In qualsiasi centro di saggio in cui si producono dati relativi alla sanità o alla sicurezza ambientale a fini normativi possono essere svolte ispezioni per verificarne la conformità ai principi di BPL. Gli ispettori possono essere incaricati di rivedere i dati relativi alle proprietà fisiche, chimiche, tossicologiche ed ecotossicologiche di una sostanza o di un preparato. In taluni casi gli ispettori possono essere assistiti da esperti da discipline specifiche.

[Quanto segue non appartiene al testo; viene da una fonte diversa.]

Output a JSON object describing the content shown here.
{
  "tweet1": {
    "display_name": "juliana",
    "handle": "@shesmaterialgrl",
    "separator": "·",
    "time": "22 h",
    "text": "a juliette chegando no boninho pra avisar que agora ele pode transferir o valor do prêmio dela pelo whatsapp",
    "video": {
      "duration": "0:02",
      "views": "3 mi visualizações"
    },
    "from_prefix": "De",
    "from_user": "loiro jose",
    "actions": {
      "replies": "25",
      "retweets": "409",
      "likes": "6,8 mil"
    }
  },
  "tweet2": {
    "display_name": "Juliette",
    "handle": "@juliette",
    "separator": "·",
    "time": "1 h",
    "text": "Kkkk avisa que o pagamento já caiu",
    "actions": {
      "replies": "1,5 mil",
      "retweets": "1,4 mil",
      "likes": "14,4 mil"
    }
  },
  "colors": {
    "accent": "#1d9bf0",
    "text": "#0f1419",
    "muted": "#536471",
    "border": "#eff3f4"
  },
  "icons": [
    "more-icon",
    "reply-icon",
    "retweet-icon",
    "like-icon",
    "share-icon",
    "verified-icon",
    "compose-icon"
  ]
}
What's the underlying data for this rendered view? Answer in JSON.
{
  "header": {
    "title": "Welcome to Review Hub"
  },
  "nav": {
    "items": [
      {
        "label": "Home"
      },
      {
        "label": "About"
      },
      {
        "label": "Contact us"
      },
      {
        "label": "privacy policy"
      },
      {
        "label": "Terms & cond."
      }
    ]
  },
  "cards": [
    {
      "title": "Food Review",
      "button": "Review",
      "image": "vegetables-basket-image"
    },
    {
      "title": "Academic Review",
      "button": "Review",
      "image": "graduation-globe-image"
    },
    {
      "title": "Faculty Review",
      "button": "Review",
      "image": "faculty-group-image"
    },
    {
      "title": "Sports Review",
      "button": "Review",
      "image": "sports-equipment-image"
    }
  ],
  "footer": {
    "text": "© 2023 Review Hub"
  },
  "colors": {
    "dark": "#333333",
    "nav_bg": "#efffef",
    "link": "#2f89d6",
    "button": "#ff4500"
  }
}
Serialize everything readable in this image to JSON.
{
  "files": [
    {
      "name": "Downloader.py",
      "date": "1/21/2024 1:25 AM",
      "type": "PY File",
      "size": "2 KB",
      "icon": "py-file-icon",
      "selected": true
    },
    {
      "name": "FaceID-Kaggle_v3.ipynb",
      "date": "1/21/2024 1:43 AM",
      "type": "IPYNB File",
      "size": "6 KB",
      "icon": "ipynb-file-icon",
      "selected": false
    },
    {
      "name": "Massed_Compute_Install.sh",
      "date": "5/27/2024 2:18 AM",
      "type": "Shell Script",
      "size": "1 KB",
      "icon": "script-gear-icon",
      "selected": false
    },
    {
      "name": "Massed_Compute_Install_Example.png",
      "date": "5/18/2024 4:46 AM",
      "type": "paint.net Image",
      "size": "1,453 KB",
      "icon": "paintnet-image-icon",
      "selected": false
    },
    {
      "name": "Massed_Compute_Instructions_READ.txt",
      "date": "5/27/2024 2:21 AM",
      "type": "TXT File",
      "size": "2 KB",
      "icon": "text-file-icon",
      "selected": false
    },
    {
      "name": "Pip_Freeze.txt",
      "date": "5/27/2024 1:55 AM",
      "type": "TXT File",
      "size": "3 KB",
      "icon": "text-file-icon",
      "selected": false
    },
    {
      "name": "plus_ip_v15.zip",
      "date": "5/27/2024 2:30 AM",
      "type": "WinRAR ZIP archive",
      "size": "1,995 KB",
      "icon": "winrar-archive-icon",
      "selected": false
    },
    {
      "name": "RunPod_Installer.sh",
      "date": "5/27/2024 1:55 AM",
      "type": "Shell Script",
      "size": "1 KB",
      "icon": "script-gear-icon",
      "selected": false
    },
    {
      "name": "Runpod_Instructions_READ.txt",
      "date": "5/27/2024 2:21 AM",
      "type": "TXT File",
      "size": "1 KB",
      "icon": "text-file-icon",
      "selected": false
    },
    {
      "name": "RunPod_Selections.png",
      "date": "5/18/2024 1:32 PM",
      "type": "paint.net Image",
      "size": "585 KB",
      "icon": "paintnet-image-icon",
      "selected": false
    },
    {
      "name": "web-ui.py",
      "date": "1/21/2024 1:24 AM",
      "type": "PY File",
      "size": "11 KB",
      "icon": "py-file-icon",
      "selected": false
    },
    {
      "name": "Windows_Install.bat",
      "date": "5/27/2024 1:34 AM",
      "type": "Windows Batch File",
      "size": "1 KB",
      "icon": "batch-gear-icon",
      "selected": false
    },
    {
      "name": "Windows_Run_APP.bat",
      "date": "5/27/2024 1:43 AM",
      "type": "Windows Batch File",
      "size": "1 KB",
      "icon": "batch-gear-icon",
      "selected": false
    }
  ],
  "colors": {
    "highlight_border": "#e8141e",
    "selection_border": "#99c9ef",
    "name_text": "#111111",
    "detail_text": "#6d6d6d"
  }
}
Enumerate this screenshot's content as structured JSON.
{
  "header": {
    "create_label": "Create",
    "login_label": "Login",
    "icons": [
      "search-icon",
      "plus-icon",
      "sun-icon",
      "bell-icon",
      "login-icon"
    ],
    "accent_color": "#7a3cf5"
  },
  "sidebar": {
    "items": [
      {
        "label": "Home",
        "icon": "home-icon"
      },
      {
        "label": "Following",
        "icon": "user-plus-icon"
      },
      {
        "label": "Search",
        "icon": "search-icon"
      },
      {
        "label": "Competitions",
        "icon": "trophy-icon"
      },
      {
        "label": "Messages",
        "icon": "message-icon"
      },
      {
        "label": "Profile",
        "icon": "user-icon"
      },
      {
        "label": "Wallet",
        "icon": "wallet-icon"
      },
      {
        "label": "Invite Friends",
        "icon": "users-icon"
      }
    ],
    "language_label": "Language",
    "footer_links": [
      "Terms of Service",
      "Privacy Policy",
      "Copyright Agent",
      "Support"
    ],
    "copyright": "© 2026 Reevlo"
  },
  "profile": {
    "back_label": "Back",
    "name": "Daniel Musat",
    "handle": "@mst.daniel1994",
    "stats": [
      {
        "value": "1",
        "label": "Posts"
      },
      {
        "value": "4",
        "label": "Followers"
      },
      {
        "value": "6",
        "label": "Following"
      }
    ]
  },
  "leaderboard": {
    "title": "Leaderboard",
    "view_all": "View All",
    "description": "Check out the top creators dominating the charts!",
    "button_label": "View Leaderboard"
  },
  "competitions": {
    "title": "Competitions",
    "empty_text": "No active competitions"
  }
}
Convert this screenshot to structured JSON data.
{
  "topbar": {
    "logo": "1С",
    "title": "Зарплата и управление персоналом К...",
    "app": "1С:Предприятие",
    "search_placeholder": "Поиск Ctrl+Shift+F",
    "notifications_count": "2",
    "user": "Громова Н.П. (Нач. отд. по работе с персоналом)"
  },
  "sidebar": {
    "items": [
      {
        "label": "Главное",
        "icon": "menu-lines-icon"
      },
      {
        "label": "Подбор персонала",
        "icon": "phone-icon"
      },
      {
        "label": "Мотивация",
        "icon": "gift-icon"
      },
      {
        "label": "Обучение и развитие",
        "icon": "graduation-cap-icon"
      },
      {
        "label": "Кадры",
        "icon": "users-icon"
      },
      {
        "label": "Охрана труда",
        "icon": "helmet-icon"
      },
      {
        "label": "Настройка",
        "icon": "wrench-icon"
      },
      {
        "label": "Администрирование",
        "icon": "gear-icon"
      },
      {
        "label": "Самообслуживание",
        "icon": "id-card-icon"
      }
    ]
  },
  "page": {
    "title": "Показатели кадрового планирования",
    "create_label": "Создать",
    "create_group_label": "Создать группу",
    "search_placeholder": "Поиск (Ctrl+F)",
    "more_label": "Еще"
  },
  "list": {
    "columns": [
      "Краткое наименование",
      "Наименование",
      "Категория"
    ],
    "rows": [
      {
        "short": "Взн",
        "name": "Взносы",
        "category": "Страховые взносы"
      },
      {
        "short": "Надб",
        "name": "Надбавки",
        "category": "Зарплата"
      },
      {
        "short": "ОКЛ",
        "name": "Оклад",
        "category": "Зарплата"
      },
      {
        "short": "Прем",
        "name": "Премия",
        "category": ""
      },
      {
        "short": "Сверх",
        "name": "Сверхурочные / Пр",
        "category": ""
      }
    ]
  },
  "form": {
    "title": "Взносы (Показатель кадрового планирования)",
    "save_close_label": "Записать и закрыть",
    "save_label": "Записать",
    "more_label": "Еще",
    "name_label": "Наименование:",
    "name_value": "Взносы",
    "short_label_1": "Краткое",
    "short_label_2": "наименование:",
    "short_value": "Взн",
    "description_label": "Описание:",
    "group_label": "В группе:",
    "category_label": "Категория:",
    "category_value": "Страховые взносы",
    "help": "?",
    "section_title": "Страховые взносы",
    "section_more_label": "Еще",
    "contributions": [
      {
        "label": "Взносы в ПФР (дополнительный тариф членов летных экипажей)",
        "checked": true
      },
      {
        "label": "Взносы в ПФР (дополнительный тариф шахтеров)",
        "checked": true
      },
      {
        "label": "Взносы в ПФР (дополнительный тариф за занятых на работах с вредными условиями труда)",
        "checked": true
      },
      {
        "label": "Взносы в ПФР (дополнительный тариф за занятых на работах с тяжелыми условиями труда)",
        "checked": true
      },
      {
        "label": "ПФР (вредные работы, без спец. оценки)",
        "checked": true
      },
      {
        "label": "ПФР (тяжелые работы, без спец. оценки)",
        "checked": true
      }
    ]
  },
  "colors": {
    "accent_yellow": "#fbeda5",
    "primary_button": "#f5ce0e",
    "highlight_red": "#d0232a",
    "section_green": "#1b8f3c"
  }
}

La grande varietà di centri esistenti (in termini sia di struttura fisica che di gestione), oltre alla varietà dei tipi di studi oggetto di revisione, richiedono un giudizio personale da parte degli ispettori, che ne valutano il grado e l'entità della conformità ai principi di BPL. Ciononostante, gli ispettori dovrebbero adottare un approccio coerente nel valutare se, nel caso di un centro di saggio o di uno studio, sia stato conseguito un opportuno livello di conformità ai singoli principi di BPL.

Nei successivi paragrafi sono illustrati orientamenti su vari aspetti inerenti i centri di saggio, incluso il personale e le procedure oggetto di esame da parte degli ispettori. Ciascuna sezione contiene inoltre una dichiarazione circa le finalità e un elenco illustrativo di elementi specifici che potrebbero essere presi in considerazione nel corso di un'ispezione. Gli elenchi non hanno la pretesa di essere esaustivi e non dovrebbero essere considerati come tali.

Gli ispettori si esimono dal valutare il disegno sperimentale di un determinato studio o l'interpretazione dei relativi risultati per quanto attiene ai rischi per la salute umana o per l'ambiente naturale. Questi aspetti, infatti, sono di competenza delle autorità regolamentatrici alle quali i dati vengono presentati a fini normativi.

Le ispezioni e le revisioni di studi interferiscono inevitabilmente con il normale lavoro di un centro di saggio. Pertanto gli ispettori dovrebbero svolgere il loro lavoro in maniera accuratamente programmata e, per quanto possibile, rispettare i desideri della direzione del centro per quanto riguarda l'orario di visita a talune sezioni dell'impianto.

Svolgendo ispezioni e revisioni di studi, gli ispettori ottengono l'accesso ad informazioni riservate e commercialmente rilevanti. È essenziale, quindi, che veglino affinché tali informazioni siano esaminate esclusivamente da personale autorizzato. Le loro responsabilità in materia verranno stabilite nell'ambito dei rispettivi programmi (nazionali) di controllo della BPL.

Procedure di ispezione

Ispezione preliminare

Obiettivo: familiarizzare l'ispettore con l'impianto in questione per quanto riguarda la gestione, la struttura degli edifici e la gamma degli studi ivi condotti.

Prima di svolgere un'ispezione di un centro di saggio o una revisione di studio, gli ispettori dovrebbero familiarizzarsi con l'impianto ed acquisire ogni informazione pertinente disponibile al riguardo. Tali informazioni potrebbero includere le relazioni di precedenti ispezioni, la descrizione del centro di saggio, gli schemi organizzativi, le relazioni sugli studi ivi condotti, i protocolli e i curricula del personale che vi lavora. Tutta questa documentazione fornisce informazioni su:

- tipo, dimensioni e struttura del centro di saggio,

- gamma degli studi che gli ispettori possono essere chiamati a trattare durante l'ispezione,

- struttura gestionale del centro.

Gli ispettori dovrebbero, in particolare, annotare tutte le insufficienze rilevate in occasione di precedenti ispezioni. Qualora si tratti della prima ispezione, è possibile svolgere una visita preliminare per raccogliere informazioni.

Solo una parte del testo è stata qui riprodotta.